Cyndy Stevenson, center, met with Deborah Vangeison Svoboda, associate professor and graduate program director for social work, left, and Kathryn DePaolis, associate professor and department chair, and other faculty on April 24.
Cyndy (Beeson) Stevenson ’76, ‘79 was among some of the first graduates of EWU’s School of Social Work. Stevenson, who lives in Georgetown, Texas and was in town for a recent reunion, stopped by Cheney for a tour and to learn about the current program and share details about her professional journey.
During her visit, Stevenson met with School of Social Work faculty and provided a presentation about how coursework and applied learning at Eastern developed skills that afforded her flexibility and success throughout her professional journey.
Stevenson’s 47-year career spanned 14 different roles, including co-owning a consulting and training business in Canada and supervising social workers at a hospital on Whidbey Island in Washington. Her work has impacted student success, eldercare, mental health, corporate cultures, and hospice care.
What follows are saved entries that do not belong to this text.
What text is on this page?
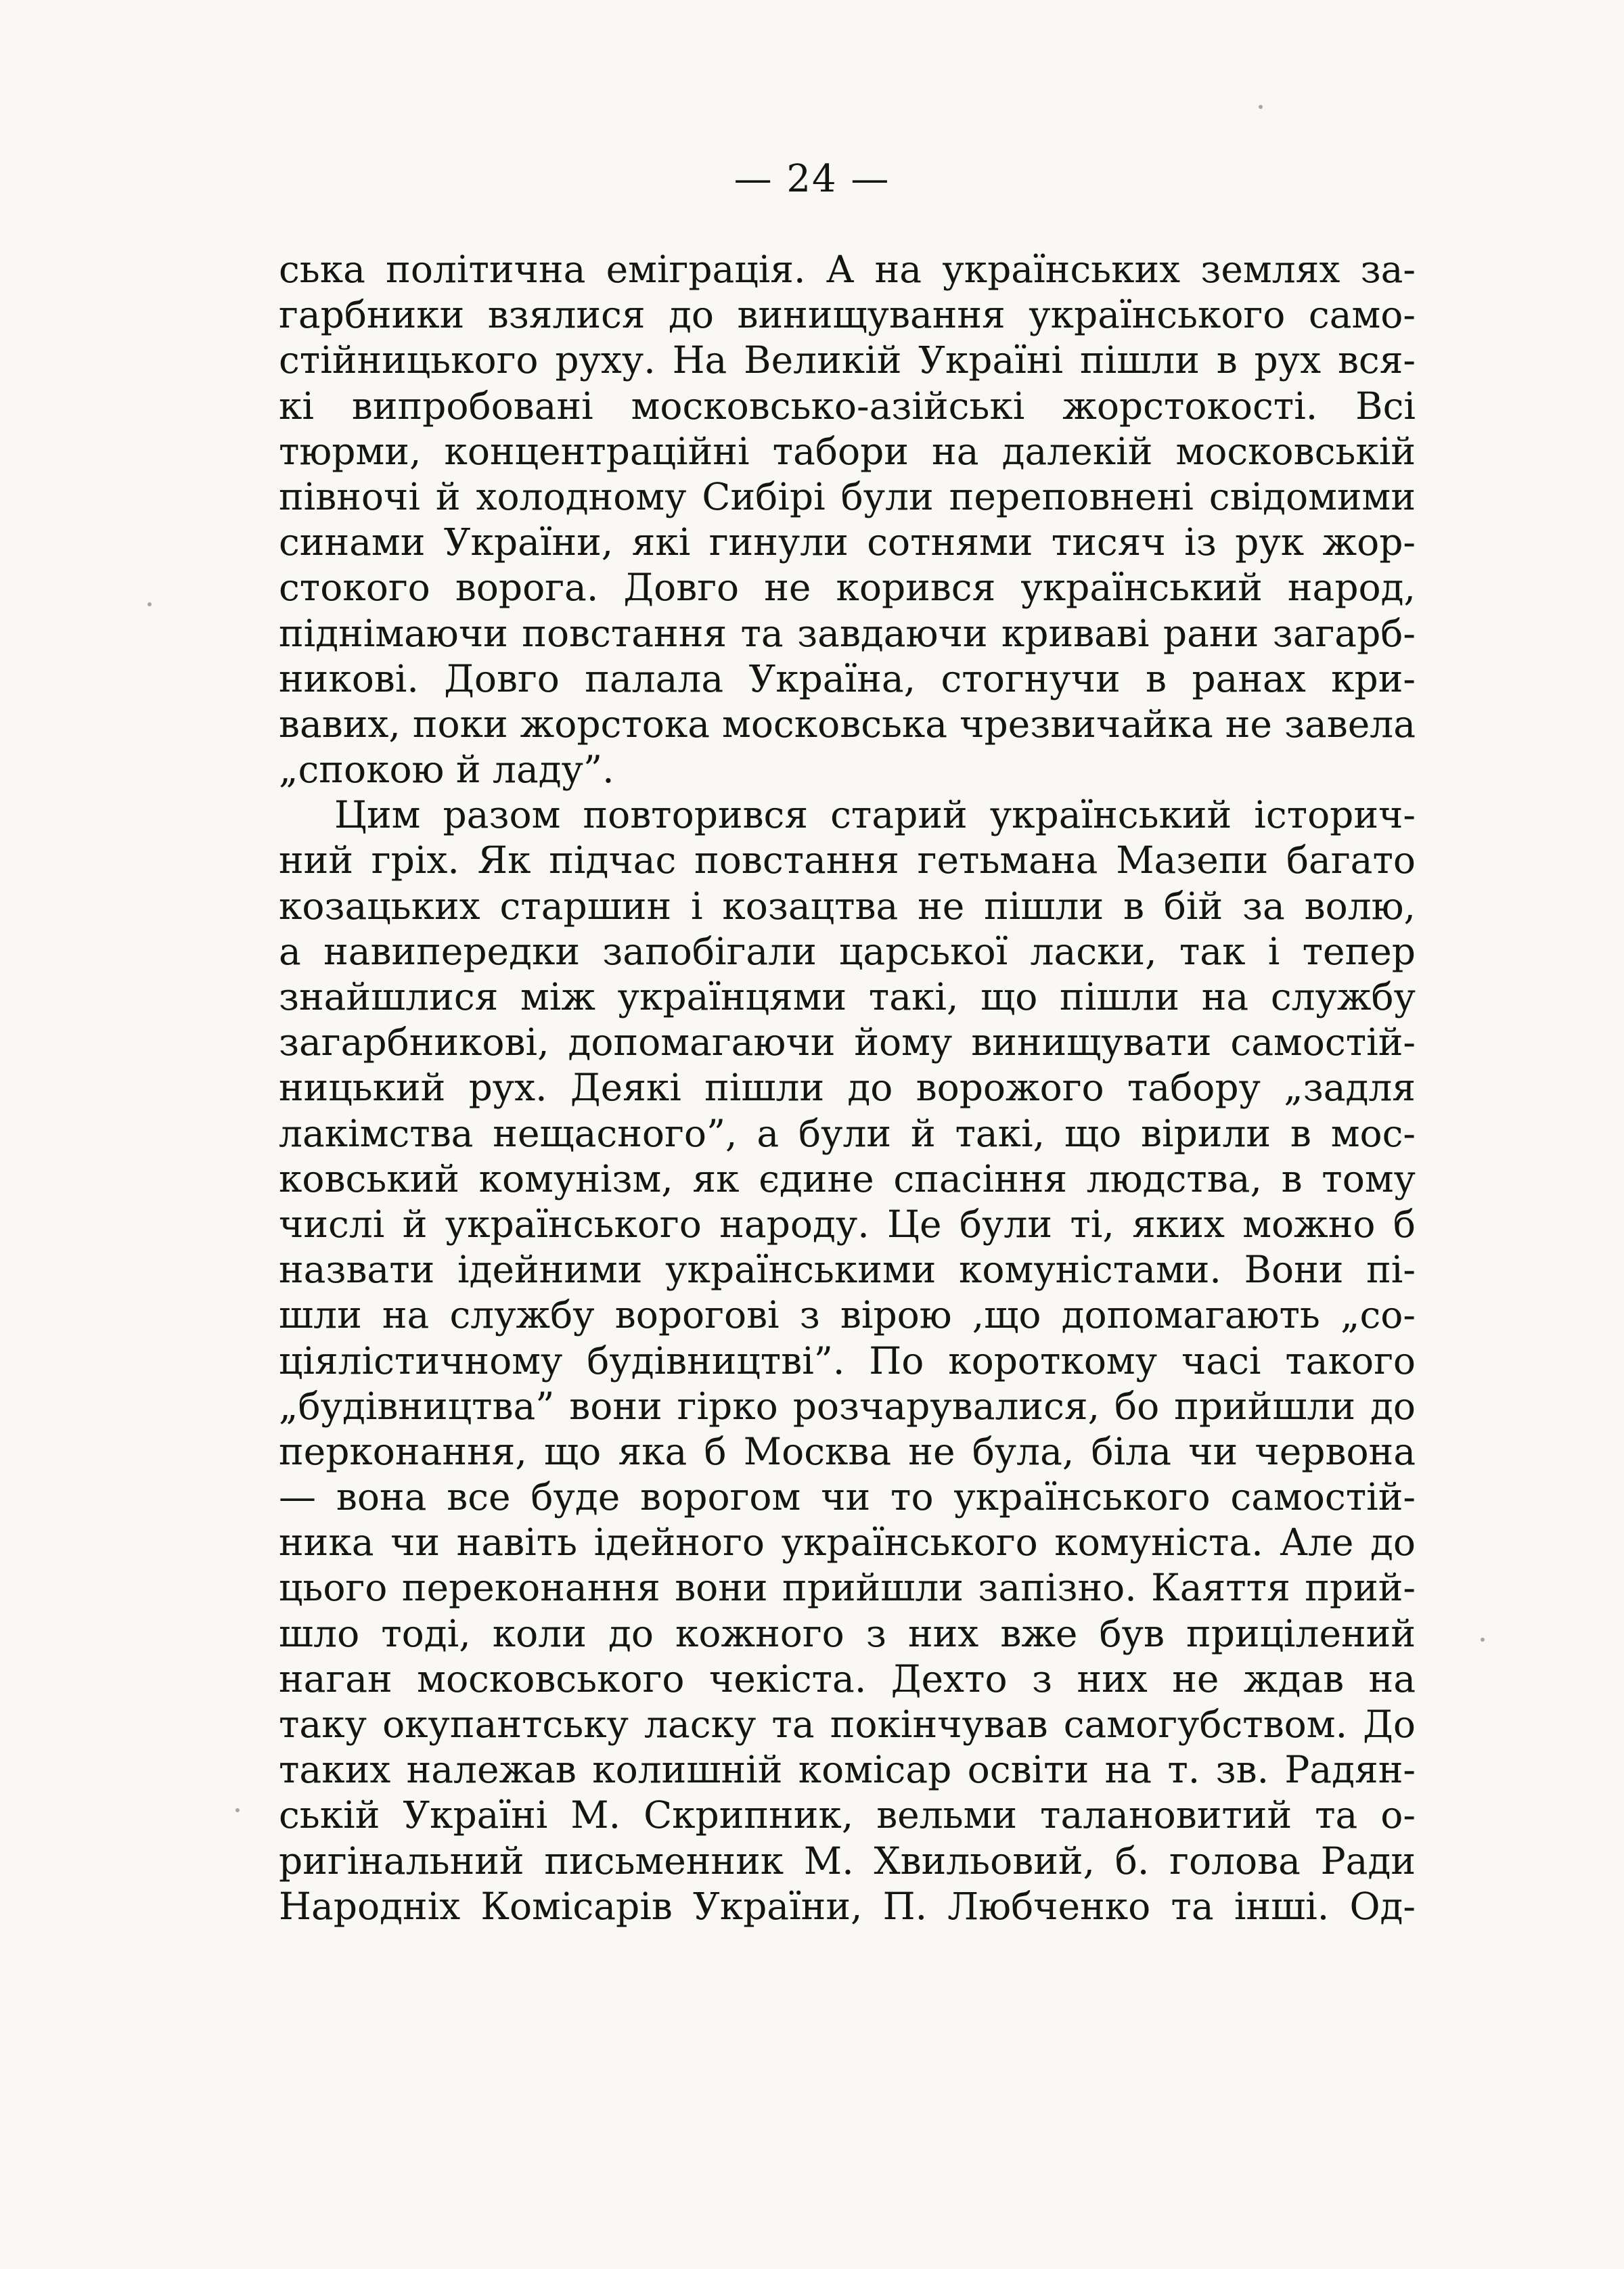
— 24 —
ська політична еміграція. А на українських землях за-
гарбники взялися до винищування українського само-
стійницького руху. На Великій Україні пішли в рух вся-
кі випробовані московсько-азійські жорстокості. Всі
тюрми, концентраційні табори на далекій московській
півночі й холодному Сибірі були переповнені свідомими
синами України, які гинули сотнями тисяч із рук жор-
стокого ворога. Довго не корився український народ,
піднімаючи повстання та завдаючи криваві рани загарб-
никові. Довго палала Україна, стогнучи в ранах кри-
вавих, поки жорстока московська чрезвичайка не завела
„спокою й ладу”.
Цим разом повторився старий український історич-
ний гріх. Як підчас повстання гетьмана Мазепи багато
козацьких старшин і козацтва не пішли в бій за волю,
а навипередки запобігали царської ласки, так і тепер
знайшлися між українцями такі, що пішли на службу
загарбникові, допомагаючи йому винищувати самостій-
ницький рух. Деякі пішли до ворожого табору „задля
лакімства нещасного”, а були й такі, що вірили в мос-
ковський комунізм, як єдине спасіння людства, в тому
числі й українського народу. Це були ті, яких можно б
назвати ідейними українськими комуністами. Вони пі-
шли на службу ворогові з вірою ,що допомагають „со-
ціялістичному будівництві”. По короткому часі такого
„будівництва” вони гірко розчарувалися, бо прийшли до
перконання, що яка б Москва не була, біла чи червона
— вона все буде ворогом чи то українського самостій-
ника чи навіть ідейного українського комуніста. Але до
цього переконання вони прийшли запізно. Каяття прий-
шло тоді, коли до кожного з них вже був прицілений
наган московського чекіста. Дехто з них не ждав на
таку окупантську ласку та покінчував самогубством. До
таких належав колишній комісар освіти на т. зв. Радян-
ській Україні М. Скрипник, вельми талановитий та о-
ригінальний письменник М. Хвильовий, б. голова Ради
Народніх Комісарів України, П. Любченко та інші. Од-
Decades ago, as Stevenson prepared for an internship as a final piece in earning her master’s degree, she told Sonja Mattison, fieldwork coordinator for Eastern’s social work program, that her dream was to work with schoolchildren. At the time, Spokane Public Schools only had two social workers. Mattison reached out to her connections and made it happen – laying the groundwork for Stevenson to intern with Donna Hanneman, a respected social worker at Spokane Public Schools, who years later came to work as a professor at EWU.
“The internship went great, and then I ended up getting a job – my dream job with Spokane Public Schools as a school social worker,” she recalls.
Working her dream job in Spokane, starting in 1980, was what she thought she would do forever, but three years after starting the job, Stevenson married a Canadian, and the couple moved to Calgary, Alberta, where her career took a turn as she worked with patients in a cardiac rehab unit. Many had suffered heart attacks due to stress, prompting her to develop a technique called “responding versus reacting to stress, by mentally increasing your options” to help people manage the health impacts of stressful events and workplaces.
She later co-founded a consulting firm, Stevenson, King and Associates, conducting workshops that helped over 600 Canadian businesses. It was her favorite job, and she still conducts a small number of seminars and keynotes every year.
“One day I could be speaking in Banff to a physicians’ conference on how to give bad news in good ways, and the next day I’d be doing a leadership conference with managers at an oil and gas company, the next day a cancer retreat, the next day teaching faculties in schools, how to deal with difficult students and challenging cultures in their schools – I mean how blessed can you be.” She reflects, “It was just a niche that I happened to fill.”
After relocating to Houston, Texas, due to her husband’s job transfer, Stevenson worked inside public schools, continuing to help administrators and teachers learn how to serve students effectively.
Following a change in family circumstances, she returned to Spokane in 2004, with her two daughters, to earn a second master’s degree, a master’s in teaching, hoping to work inside of classrooms. Unable to find a full-time teaching job, she further developed her social work career, working in hospice care and going back to Spokane Public Schools to fill a role in “The Envision Program,” which provided students with alternatives to suspension. There, she developed a curriculum and textbook called “Legacies under Construction: How our choices define us.” Under her leadership, only 2% of participating students were ever re-suspended.
Since her early internship at Spokane Public Schools, social workers have become integral to educational teams. Stevenson was pleased to see, upon returning 21 years later, that Spokane Public Schools and Mead Schools had added many more social workers. “I’m thinking ‘yay, I helped that happen,’” she says.
By 2011, Stevenson moved to western Washington, taking a position established by the Washington State Office of the Attorney General to educate long-term care facilities, residents and their families on how to support patients with dementia without the mis-use of anti-psychotics. She worked for Seattle Children’s Hospital, WhidbeyHealth Medical Center, and Island Health in Anacortes before finishing her career as a social worker at Anacortes Middle School.
Throughout her career, Stevenson applied skills learned at EWU.
“I had many tools received from that program. The problem-focused model, “it just says focus on the problem that the person has, not the symptoms the person is showing. I also learned the power of ‘assessments over judgements’ and how to build and maintain community programs by knowing how to present research statistics. I took that into the corporate training and consultation world, all of my teaching and social work positions, small group meetings, and one-on-one sessions with patients or clients. It worked very well.”
Looking back, she’s grateful for the effort the social work program put into her education and internship. “The fact that they aligned my placement with me, my strengths, and my passion was huge.”
Stevenson says the cornerstone for well-being is a sense of significance and that Eastern provided her with that foundation. “They gave that to me, my internship gave me that – that you are significant – that’s what I took with me into every one of these 14 jobs, as an advocate for the well-being of all I served. And that each of us needs just one person to stand up for us. Just one. Be sure to be that person when it’s our time to stand up.”